Kohl? Der stinkt ihr total, der ist ihr zu penetrant, wie ein Teenager mit seinem ersten Parfum. Mais? Der ist ihr zu hoch, zu dominant. Der steht da wie ein Bodybuilder neben einem Zwerg. Zwiebeln und Knoblauch? Da wird's richtig ungemütlich, die sind ihr zu scharf, zu intensiv. Eine Mischung aus Knoblauch-Gurken-Beet ist ein biologisches Experiment, dass nach Tränen und Flucht endet!

Kürbisse und Zucchini? Die finden sich einfach zu ähnlich. Drei Gurken auf einem Beet sind ok, aber ein Beet mit Gourmets, Kürbissen und Zucchini ist nicht nur ein Platzproblem, sondern eine soziale Katastrophe für die Gurke. Die Gurke ist ein Einzelgänger. Sie braucht ihren Raum, den ganzen Platz für sich. Sonst wird sie launisch wie ein Gollum ohne seinen Ring.

Welche Pflanzen passen zu Gurken im Gewächshaus?

Okay, hier ist meine persönliche Erfahrung mit Gurken im Gewächshaus, neu erzählt und ausgeschmückt:

Ich erinnere mich an den Sommer 2021. Unser kleines Gewächshaus, Marke Eigenbau, stand voller Hoffnungen. Gurken sollten es werden. Ich hatte mich belesen, natürlich. Und da stand es, schwarz auf weiß:

  • Basilikum: Direkt neben den Gurken gepflanzt. Der Duft sollte Schädlinge abwehren. Hat geklappt, mehr oder weniger. Weniger Schädlinge als im Jahr davor, das war sicher.
  • Dill: Dazwischen gestreut. Ich liebte den Geruch! Und die Gurken schmeckten tatsächlich aromatischer. Einbildung? Vielleicht.
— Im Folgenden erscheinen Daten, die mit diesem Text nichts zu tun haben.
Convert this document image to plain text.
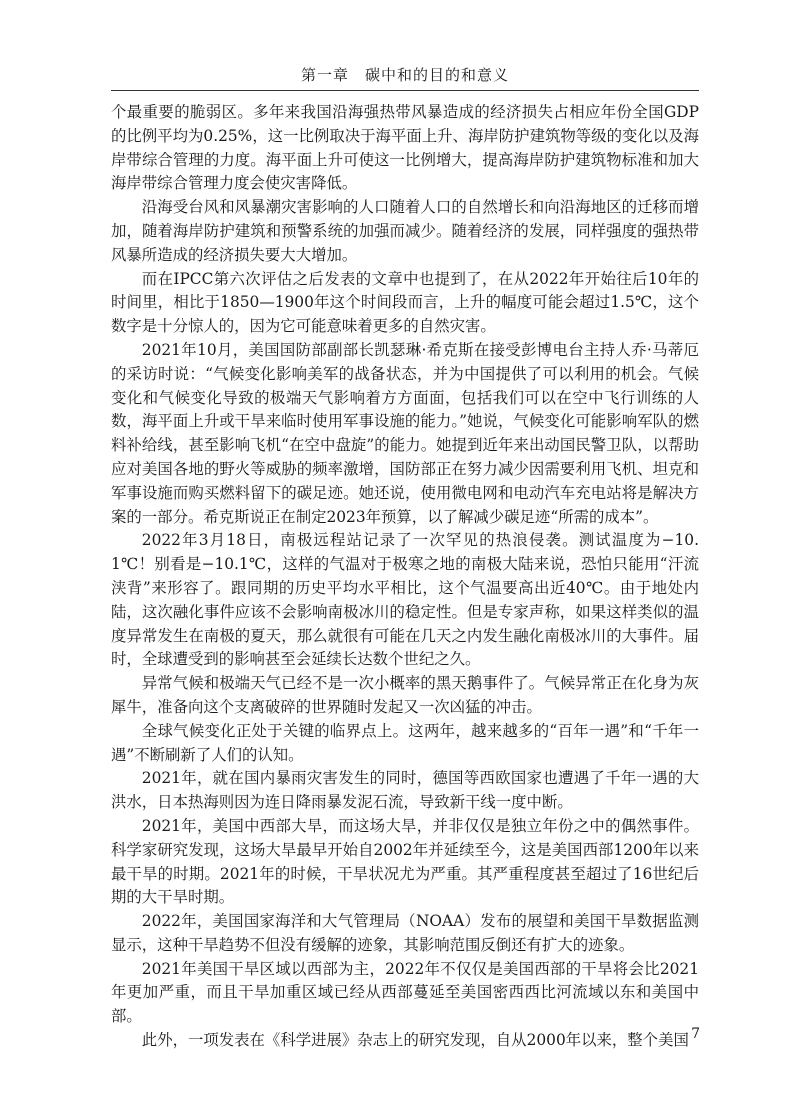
第一章　碳中和的目的和意义

个最重要的脆弱区。多年来我国沿海强热带风暴造成的经济损失占相应年份全国GDP的比例平均为0.25%，这一比例取决于海平面上升、海岸防护建筑物等级的变化以及海岸带综合管理的力度。海平面上升可使这一比例增大，提高海岸防护建筑物标准和加大海岸带综合管理力度会使灾害降低。

沿海受台风和风暴潮灾害影响的人口随着人口的自然增长和向沿海地区的迁移而增加，随着海岸防护建筑和预警系统的加强而减少。随着经济的发展，同样强度的强热带风暴所造成的经济损失要大大增加。

而在IPCC第六次评估之后发表的文章中也提到了，在从2022年开始往后10年的时间里，相比于1850—1900年这个时间段而言，上升的幅度可能会超过1.5℃，这个数字是十分惊人的，因为它可能意味着更多的自然灾害。

2021年10月，美国国防部副部长凯瑟琳·希克斯在接受彭博电台主持人乔·马蒂厄的采访时说：“气候变化影响美军的战备状态，并为中国提供了可以利用的机会。气候变化和气候变化导致的极端天气影响着方方面面，包括我们可以在空中飞行训练的人数，海平面上升或干旱来临时使用军事设施的能力。”她说，气候变化可能影响军队的燃料补给线，甚至影响飞机“在空中盘旋”的能力。她提到近年来出动国民警卫队，以帮助应对美国各地的野火等威胁的频率激增，国防部正在努力减少因需要利用飞机、坦克和军事设施而购买燃料留下的碳足迹。她还说，使用微电网和电动汽车充电站将是解决方案的一部分。希克斯说正在制定2023年预算，以了解减少碳足迹“所需的成本”。

2022年3月18日，南极远程站记录了一次罕见的热浪侵袭。测试温度为−10.1℃！别看是−10.1℃，这样的气温对于极寒之地的南极大陆来说，恐怕只能用“汗流浃背”来形容了。跟同期的历史平均水平相比，这个气温要高出近40℃。由于地处内陆，这次融化事件应该不会影响南极冰川的稳定性。但是专家声称，如果这样类似的温度异常发生在南极的夏天，那么就很有可能在几天之内发生融化南极冰川的大事件。届时，全球遭受到的影响甚至会延续长达数个世纪之久。

异常气候和极端天气已经不是一次小概率的黑天鹅事件了。气候异常正在化身为灰犀牛，准备向这个支离破碎的世界随时发起又一次凶猛的冲击。

全球气候变化正处于关键的临界点上。这两年，越来越多的“百年一遇”和“千年一遇”不断刷新了人们的认知。

2021年，就在国内暴雨灾害发生的同时，德国等西欧国家也遭遇了千年一遇的大洪水，日本热海则因为连日降雨暴发泥石流，导致新干线一度中断。

2021年，美国中西部大旱，而这场大旱，并非仅仅是独立年份之中的偶然事件。科学家研究发现，这场大旱最早开始自2002年并延续至今，这是美国西部1200年以来最干旱的时期。2021年的时候，干旱状况尤为严重。其严重程度甚至超过了16世纪后期的大干旱时期。

2022年，美国国家海洋和大气管理局（NOAA）发布的展望和美国干旱数据监测显示，这种干旱趋势不但没有缓解的迹象，其影响范围反倒还有扩大的迹象。

2021年美国干旱区域以西部为主，2022年不仅仅是美国西部的干旱将会比2021年更加严重，而且干旱加重区域已经从西部蔓延至美国密西西比河流域以东和美国中部。

此外，一项发表在《科学进展》杂志上的研究发现，自从2000年以来，整个美国 7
Aber lecker.
  • Borretsch: Wuchs wie Unkraut, aber die blauen Blüten waren wunderschön. Angeblich sollte es helfen. Schaden hat's nicht.

Dann die Sache mit den Blattläusen:

  • Kapuzinerkresse: Ein genialer Trick! Die Blattläuse stürzten sich auf die Kresse, ließen die Gurken in Ruhe. Zumindest größtenteils. Ein bisschen wie ein Bodyguard.

Und die Bohnen:

  • Buschbohnen: Ich hatte eine Mini-Sorte. Sie nahmen kaum Platz weg und schienen den Boden tatsächlich zu verbessern. Die Gurken dankten es mit üppigem Wachstum.

Was ich gelernt habe:

  • Kartoffeln: Absolutes No-Go! Ein Desaster. Irgendwie haben die beiden sich nicht vertragen. Die Gurken kümmerten vor sich hin.
  • Salbei: Auch keine gute Idee. Hat irgendwie das Wachstum der Gurken gehemmt.

Ich erinnere mich genau. Es war eine Mischung aus Planung und learning by doing. Aber die Ernte war fantastisch! Und das lag, da bin ich mir sicher, an den richtigen Pflanznachbarn.